Ganderkesee - Bald schon ist Weihnachten, Kribbeln im Bauch – heißt es in einem deutschen Adventskinderlied. Um die Wartezeit ein bisschen zu verkürzen und sich die vorweihnachtliche Zeit zu versüßen, hängen sie ab dem 1. Dezember wieder an vielen Wänden: Adventskalender. Die Formen des beliebten Kalenders sind dabei ganz verschieden. Ob gekauft oder selbst gebastelt, ob aus Holz, Papier oder Plastik – eigentlich gebe es nichts, was es nicht gibt, meint Bastelexpertin Susanne Piero.
In ihrem Bastelladen „Tüdelkrams“ in Ganderkesee beschäftigt sie sich berufsmäßig mit dem Thema Adventskalender. „Im Trend sind in diesem Jahr sowohl bei der Weihnachtsdekoration als auch bei den Kalendern die Farben grün, silber, blau und pink“, sagt sie.
Leichte Herstellung
Möglichkeiten, wie man einen Adventskalender schnell und schön basteln kann, kennt sie viele. „Zum Beispiel kann man einfach Butterbrottüten nehmen und da ausgestanzte Zahlen aus Pappe darauf kleben“, erklärt die Bastelexpertin. Die Zahlen kann man zusätzlich auch auf Baumscheiben kleben. „Ich würde die Säckchen dann vor einen Holzengel oder eine andere Figur legen“, rät Piero. So entstehe eine schöne Adventskalender-Landschaft.
Kalender für Männer
Eine weitere ganz einfache Bastelmethode sind Faltboxen in Weihnachtsmann-Optik. „Dazu nimmt man ein festes DIN A-4-Blatt, halbiert es in der Länge und knickt alle vier Ecken ab“, so Piero. Dann faltet man das Blatt in der Mitte zusammen und schon entsteht eine Box, „die dann mit einem Band zusammengehalten wird“. Vorne wird ein Weihnachtsmanngesicht angeklebt, Nummer drauf, fertig. Auch Pappkaffeebecher können, laut Piero, einen optisch ansprechenden Kalender abgegeben.

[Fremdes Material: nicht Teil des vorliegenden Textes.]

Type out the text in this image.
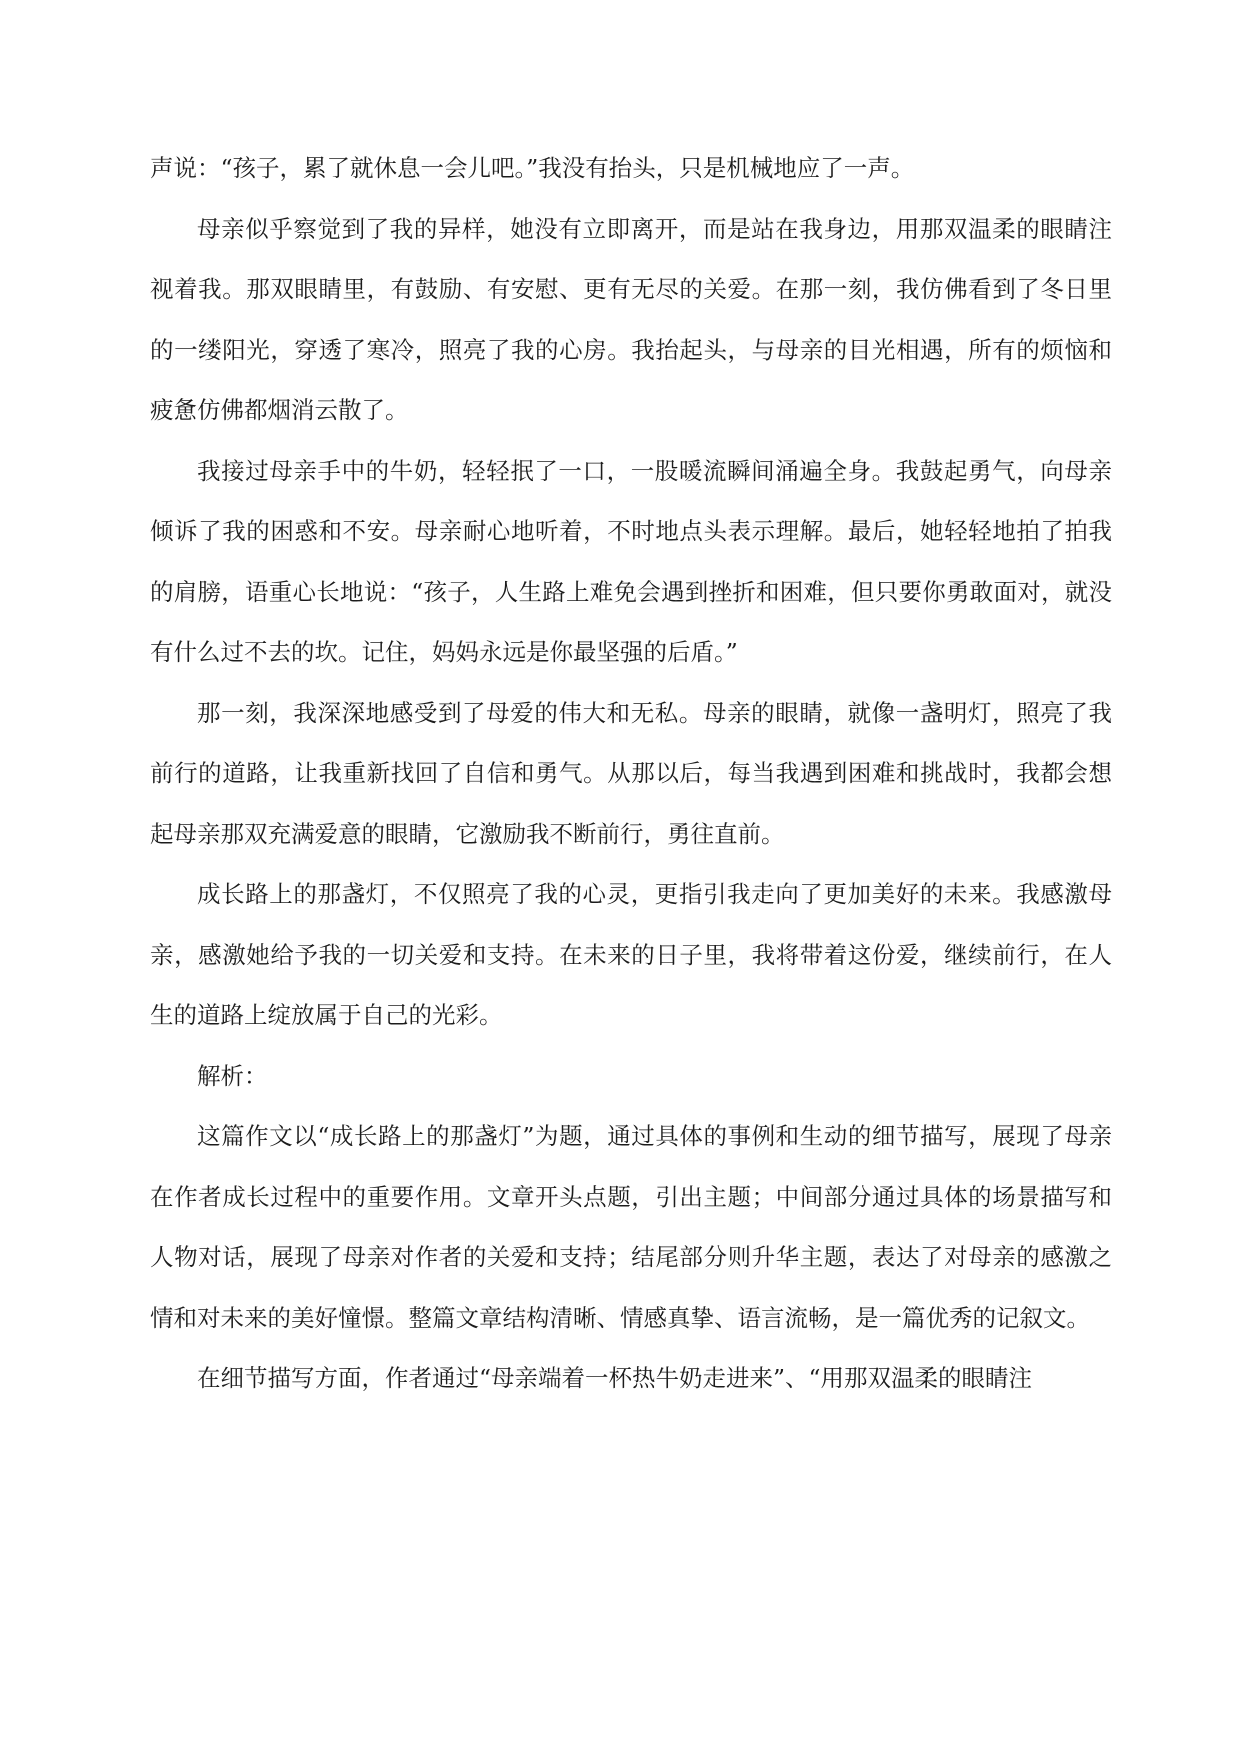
声说：“孩子，累了就休息一会儿吧。”我没有抬头，只是机械地应了一声。

母亲似乎察觉到了我的异样，她没有立即离开，而是站在我身边，用那双温柔的眼睛注视着我。那双眼睛里，有鼓励、有安慰、更有无尽的关爱。在那一刻，我仿佛看到了冬日里的一缕阳光，穿透了寒冷，照亮了我的心房。我抬起头，与母亲的目光相遇，所有的烦恼和疲惫仿佛都烟消云散了。

我接过母亲手中的牛奶，轻轻抿了一口，一股暖流瞬间涌遍全身。我鼓起勇气，向母亲倾诉了我的困惑和不安。母亲耐心地听着，不时地点头表示理解。最后，她轻轻地拍了拍我的肩膀，语重心长地说：“孩子，人生路上难免会遇到挫折和困难，但只要你勇敢面对，就没有什么过不去的坎。记住，妈妈永远是你最坚强的后盾。”

那一刻，我深深地感受到了母爱的伟大和无私。母亲的眼睛，就像一盏明灯，照亮了我前行的道路，让我重新找回了自信和勇气。从那以后，每当我遇到困难和挑战时，我都会想起母亲那双充满爱意的眼睛，它激励我不断前行，勇往直前。

成长路上的那盏灯，不仅照亮了我的心灵，更指引我走向了更加美好的未来。我感激母亲，感激她给予我的一切关爱和支持。在未来的日子里，我将带着这份爱，继续前行，在人生的道路上绽放属于自己的光彩。

解析：

这篇作文以“成长路上的那盏灯”为题，通过具体的事例和生动的细节描写，展现了母亲在作者成长过程中的重要作用。文章开头点题，引出主题；中间部分通过具体的场景描写和人物对话，展现了母亲对作者的关爱和支持；结尾部分则升华主题，表达了对母亲的感激之情和对未来的美好憧憬。整篇文章结构清晰、情感真挚、语言流畅，是一篇优秀的记叙文。

在细节描写方面，作者通过“母亲端着一杯热牛奶走进来”、“用那双温柔的眼睛注
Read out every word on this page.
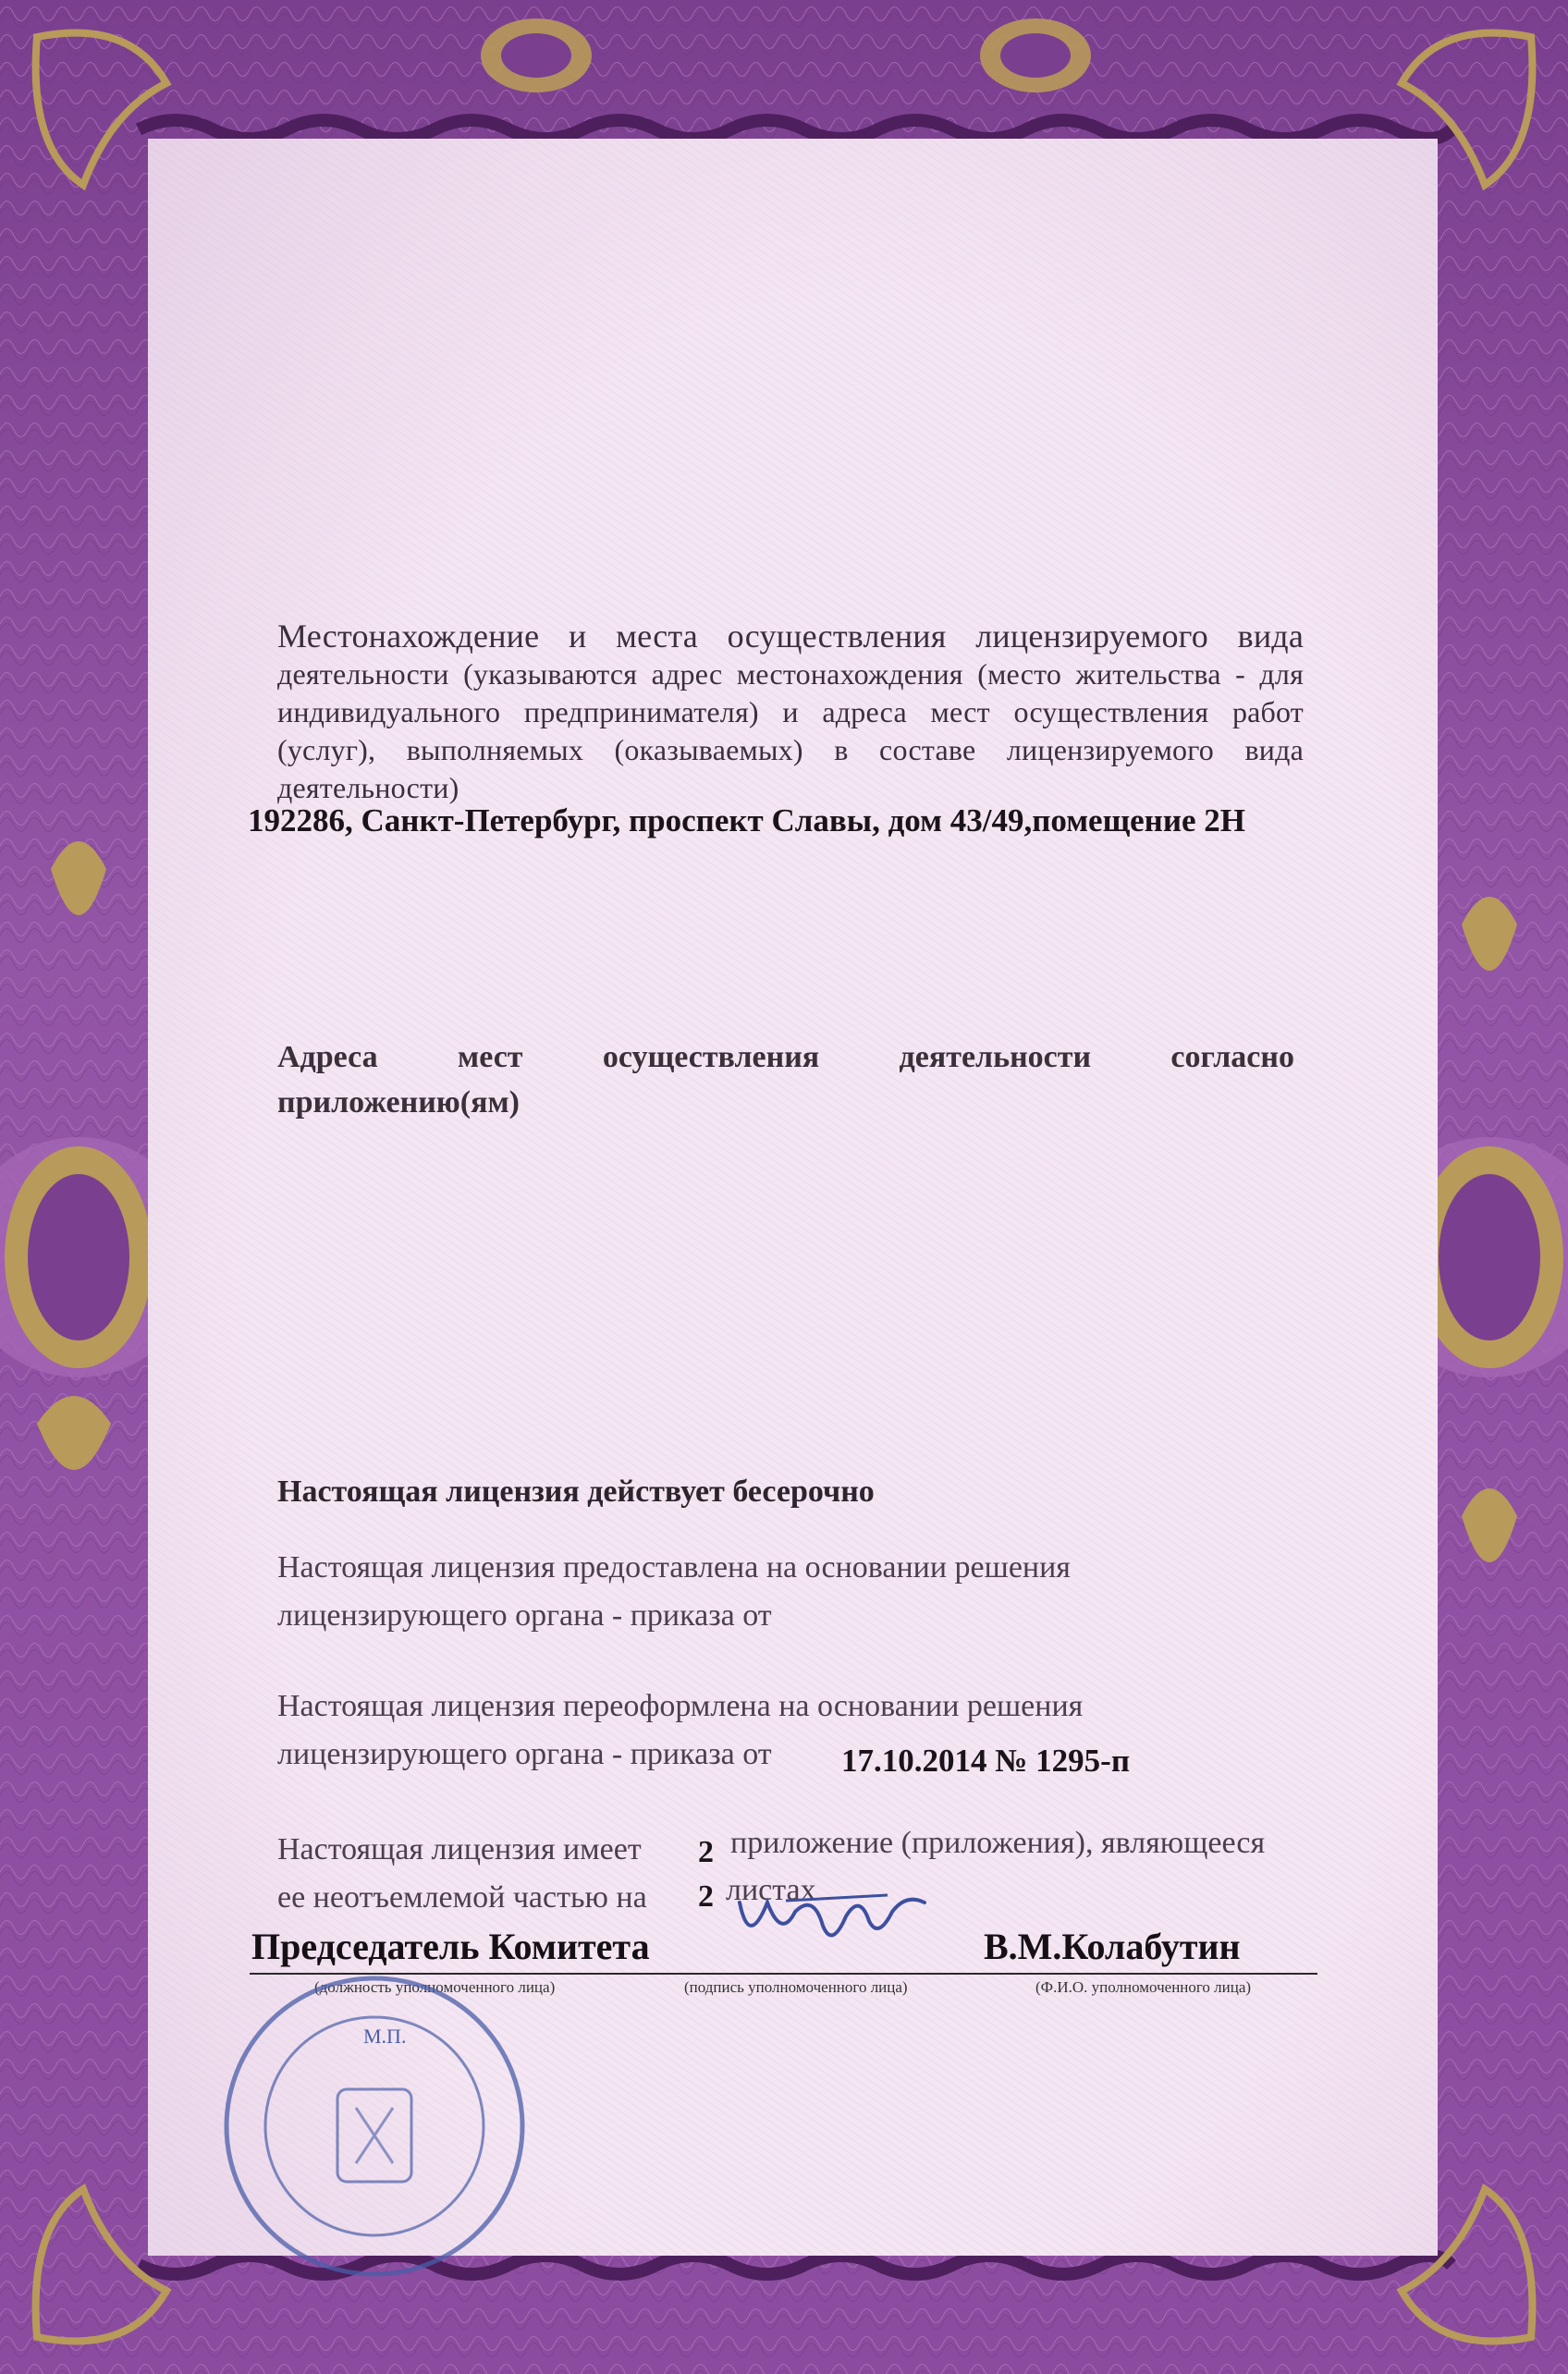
Местонахождение и места осуществления лицензируемого вида
деятельности (указываются адрес местонахождения (место жительства - для индивидуального предпринимателя) и адреса мест осуществления работ (услуг), выполняемых (оказываемых) в составе лицензируемого вида деятельности)
192286, Санкт-Петербург, проспект Славы, дом 43/49,помещение 2Н
Адреса мест осуществления деятельности согласно
приложению(ям)
Настоящая лицензия действует бесерочно
Настоящая лицензия предоставлена на основании решения
лицензирующего органа - приказа от
Настоящая лицензия переоформлена на основании решения
лицензирующего органа - приказа от	17.10.2014 № 1295-п
Настоящая лицензия имеет
ее неотъемлемой частью на
2
2
приложение (приложения), являющееся
листах
Председатель Комитета	В.М.Колабутин
(должность уполномоченного лица)	(подпись уполномоченного лица)	(Ф.И.О. уполномоченного лица)
М.П.
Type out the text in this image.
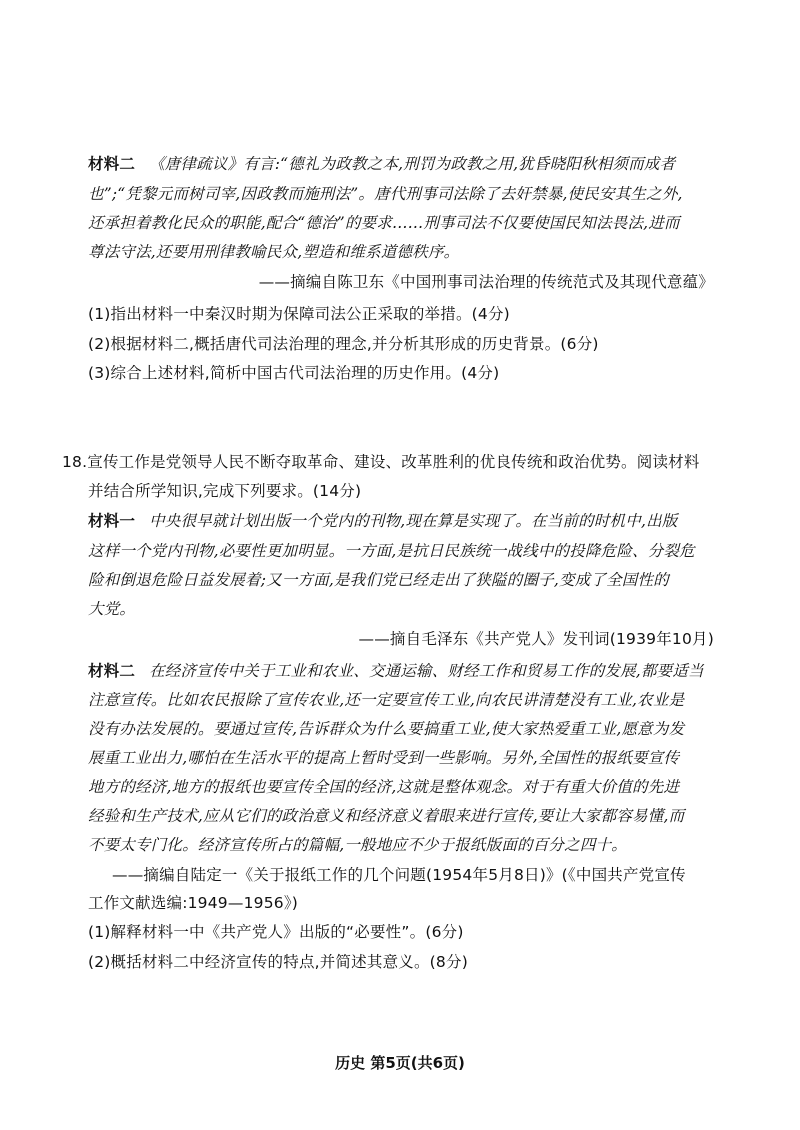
材料二 《唐律疏议》有言:“德礼为政教之本,刑罚为政教之用,犹昏晓阳秋相须而成者
也”;“凭黎元而树司宰,因政教而施刑法”。唐代刑事司法除了去奸禁暴,使民安其生之外,
还承担着教化民众的职能,配合“德治”的要求……刑事司法不仅要使国民知法畏法,进而
尊法守法,还要用刑律教喻民众,塑造和维系道德秩序。
——摘编自陈卫东《中国刑事司法治理的传统范式及其现代意蕴》
(1)指出材料一中秦汉时期为保障司法公正采取的举措。(4分)
(2)根据材料二,概括唐代司法治理的理念,并分析其形成的历史背景。(6分)
(3)综合上述材料,简析中国古代司法治理的历史作用。(4分)
18.宣传工作是党领导人民不断夺取革命、建设、改革胜利的优良传统和政治优势。阅读材料
并结合所学知识,完成下列要求。(14分)
材料一 中央很早就计划出版一个党内的刊物,现在算是实现了。在当前的时机中,出版
这样一个党内刊物,必要性更加明显。一方面,是抗日民族统一战线中的投降危险、分裂危
险和倒退危险日益发展着;又一方面,是我们党已经走出了狭隘的圈子,变成了全国性的
大党。
——摘自毛泽东《共产党人》发刊词(1939年10月)
材料二 在经济宣传中关于工业和农业、交通运输、财经工作和贸易工作的发展,都要适当
注意宣传。比如农民报除了宣传农业,还一定要宣传工业,向农民讲清楚没有工业,农业是
没有办法发展的。要通过宣传,告诉群众为什么要搞重工业,使大家热爱重工业,愿意为发
展重工业出力,哪怕在生活水平的提高上暂时受到一些影响。另外,全国性的报纸要宣传
地方的经济,地方的报纸也要宣传全国的经济,这就是整体观念。对于有重大价值的先进
经验和生产技术,应从它们的政治意义和经济意义着眼来进行宣传,要让大家都容易懂,而
不要太专门化。经济宣传所占的篇幅,一般地应不少于报纸版面的百分之四十。
——摘编自陆定一《关于报纸工作的几个问题(1954年5月8日)》(《中国共产党宣传
工作文献选编:1949—1956》)
(1)解释材料一中《共产党人》出版的“必要性”。(6分)
(2)概括材料二中经济宣传的特点,并简述其意义。(8分)
历史 第5页(共6页)
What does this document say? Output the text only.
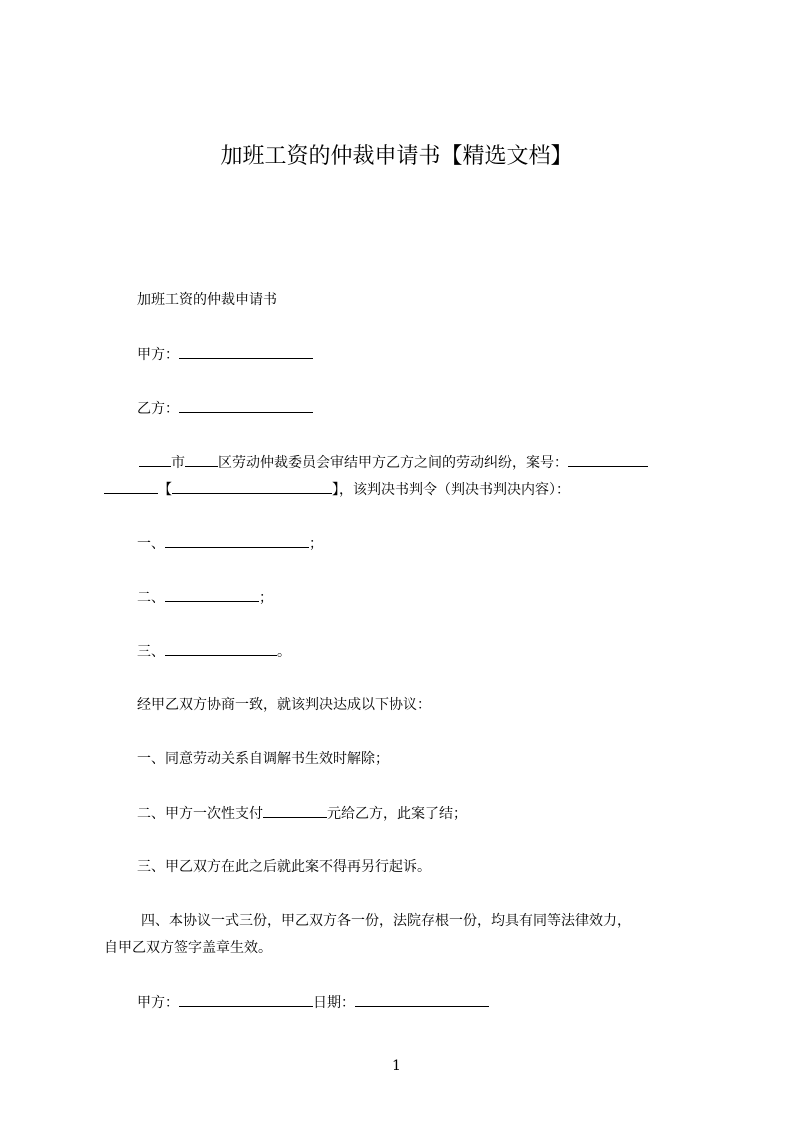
加班工资的仲裁申请书【精选文档】
加班工资的仲裁申请书
甲方：
乙方：
市 区劳动仲裁委员会审结甲方乙方之间的劳动纠纷，案号：
【	】，该判决书判令（判决书判决内容）：
一、	；
二、	；
三、	。
经甲乙双方协商一致，就该判决达成以下协议：
一、同意劳动关系自调解书生效时解除；
二、甲方一次性支付	元给乙方，此案了结；
三、甲乙双方在此之后就此案不得再另行起诉。
四、本协议一式三份，甲乙双方各一份，法院存根一份，均具有同等法律效力，
自甲乙双方签字盖章生效。
甲方：	日期：
1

„Die Adventskalender müssen aber gar nicht so aufwendig gestaltet werden“, erklärt sie. Einen Tipp hat sie diesbezüglich auch für Männer: „Eine Bierkiste mit 24 Flaschen kann auch weihnachtlich beklebt werden, die Flaschen kann man entweder mit Stoffhussen oder Zahlen versehen“, sagt sie. Fertig ist der Männer-Kalender.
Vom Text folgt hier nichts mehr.